The Dun & Bradstreet Corporation, an indirect wholly owned subsidiary of Dun & Bradstreet Holdings, Inc., and certain subsidiaries of the Company entered into the Amendment No. 5 to Credit Agreement with Bank of America, N.A., as administrative agent and the other lenders party thereto, which Amendment amends that certain Credit Agreement dated as of February 8, 2019. The initial term loans prior to the closing of the Amendment are collectively referred to herein as the “Existing Term Loans.” The Amendment amends the Existing Credit Agreement to, among other things, (a) establish Incremental Term Loans (the “Incremental Term Loans”) in an aggregate principal amount of $460,000,000 and (b) to use the proceeds of such Incremental Term Loans to redeem the Borrower's outstanding 6.875% senior first lien notes due 2026 (the “Redemption”) and pay related fees, costs, premiums and expenses.

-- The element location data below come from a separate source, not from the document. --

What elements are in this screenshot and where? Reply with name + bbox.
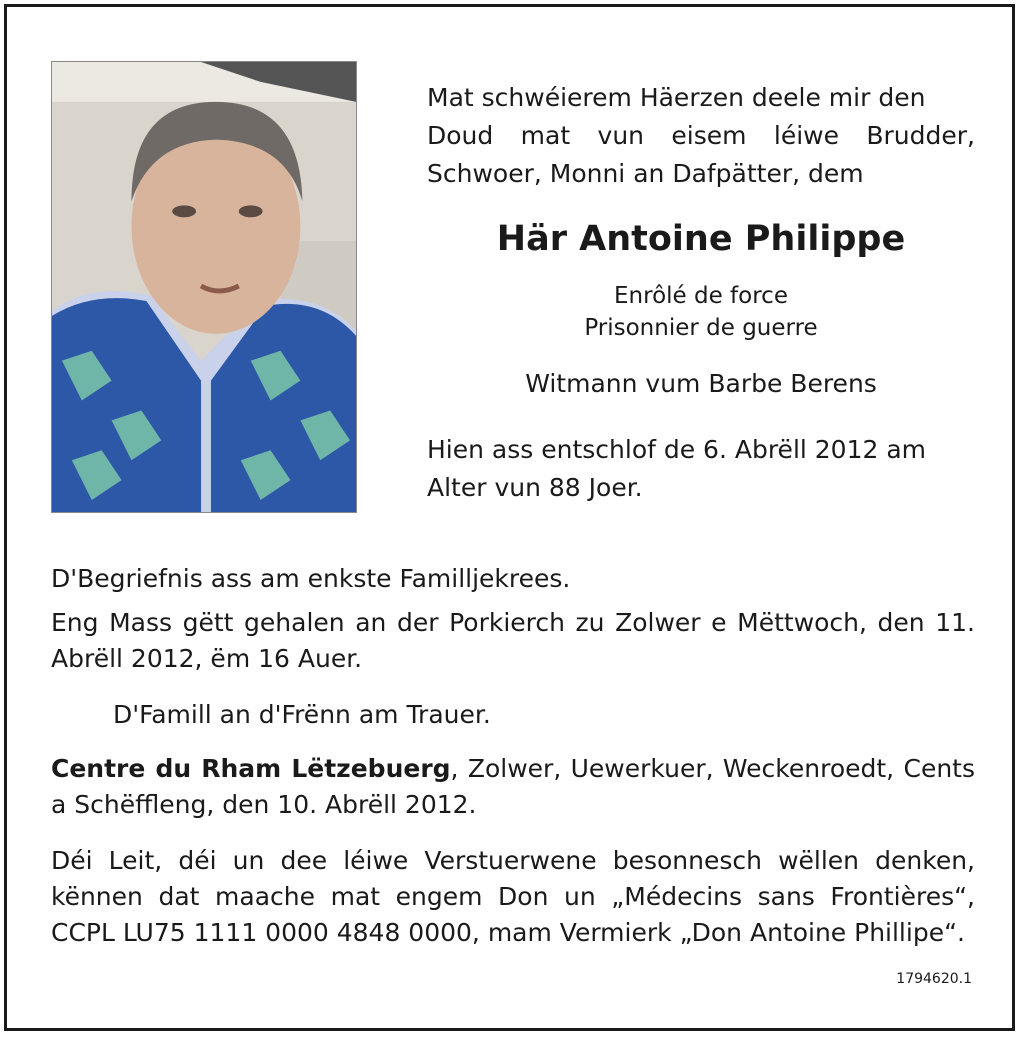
- location-rest: , Zolwer, Uewerkuer, Weckenroedt, Cents a Schëffleng, den 10. Abrëll 2012.: [51, 754, 975, 819]
- intro-line-2: Doud mat vun eisem léiwe Brudder,: [427, 121, 975, 150]
- deceased-title-2: Prisonnier de guerre: [584, 315, 818, 341]
- burial-info: D'Begriefnis ass am enkste Familljekrees.: [51, 564, 571, 593]
- intro-line-1: Mat schwéierem Häerzen deele mir den: [427, 83, 926, 112]
- obituary-notice: [4, 4, 1015, 1031]
- death-line-2: Alter vun 88 Joer.: [427, 473, 643, 502]
- mourners-line: D'Famill an d'Frënn am Trauer.: [113, 700, 491, 729]
- deceased-name: Här Antoine Philippe: [496, 219, 906, 259]
- donation-info: Déi Leit, déi un dee léiwe Verstuerwene besonnesch wëllen denken, kënnen dat maache mat engem Don un „Médecins sans Frontières“, CCPL LU75 1111 0000 4848 0000, mam Vermierk „Don Antoine Phillipe“.: [51, 846, 975, 947]
- portrait-photo: [51, 61, 357, 513]
- reference-number: 1794620.1: [896, 971, 972, 987]
- intro-text: [427, 79, 975, 193]
- death-announcement: [427, 431, 975, 507]
- portrait-image: [52, 62, 356, 512]
- deceased-title-1: Enrôlé de force: [614, 283, 788, 309]
- location-date: [51, 751, 975, 823]
- organisation-name: Centre du Rham Lëtzebuerg: [51, 754, 451, 783]
- death-line-1: Hien ass entschlof de 6. Abrëll 2012 am: [427, 435, 927, 464]
- intro-line-3: Schwoer, Monni an Dafpätter, dem: [427, 159, 864, 188]
- widower-line: Witmann vum Barbe Berens: [525, 369, 877, 398]
- mass-info: Eng Mass gëtt gehalen an der Porkierch zu Zolwer e Mëttwoch, den 11. Abrëll 2012, ëm 16 Auer.: [51, 608, 975, 673]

The Incremental Term Loans were fully funded on January 18, 2022 and has a maturity date of January 18, 2029. The Incremental Term Loans will bear interest at a rate equal to SOFR plus 3.25%. There is a 0% SOFR floor with respect to the Incremental Term Loans.

The Incremental Term Loans will amortize in equal quarterly installments in aggregate amounts equal to 1.00% of the aggregate principal amount of the Incremental Term Loans. For six months after the closing of the Amendment, voluntary repayments of the Incremental Term Loans and certain other repricing events will be subject to a premium of 1.00% of the aggregate principal amount of the term loans being repaid. Except as otherwise provided in the Amendment, the other terms applicable to the Incremental Term Loans are the same as those applicable to the Existing Term Loans that were in effect prior to the Amendment.

Except as amended by the Amendment, the terms of the Existing Credit Agreement remain in full force and effect.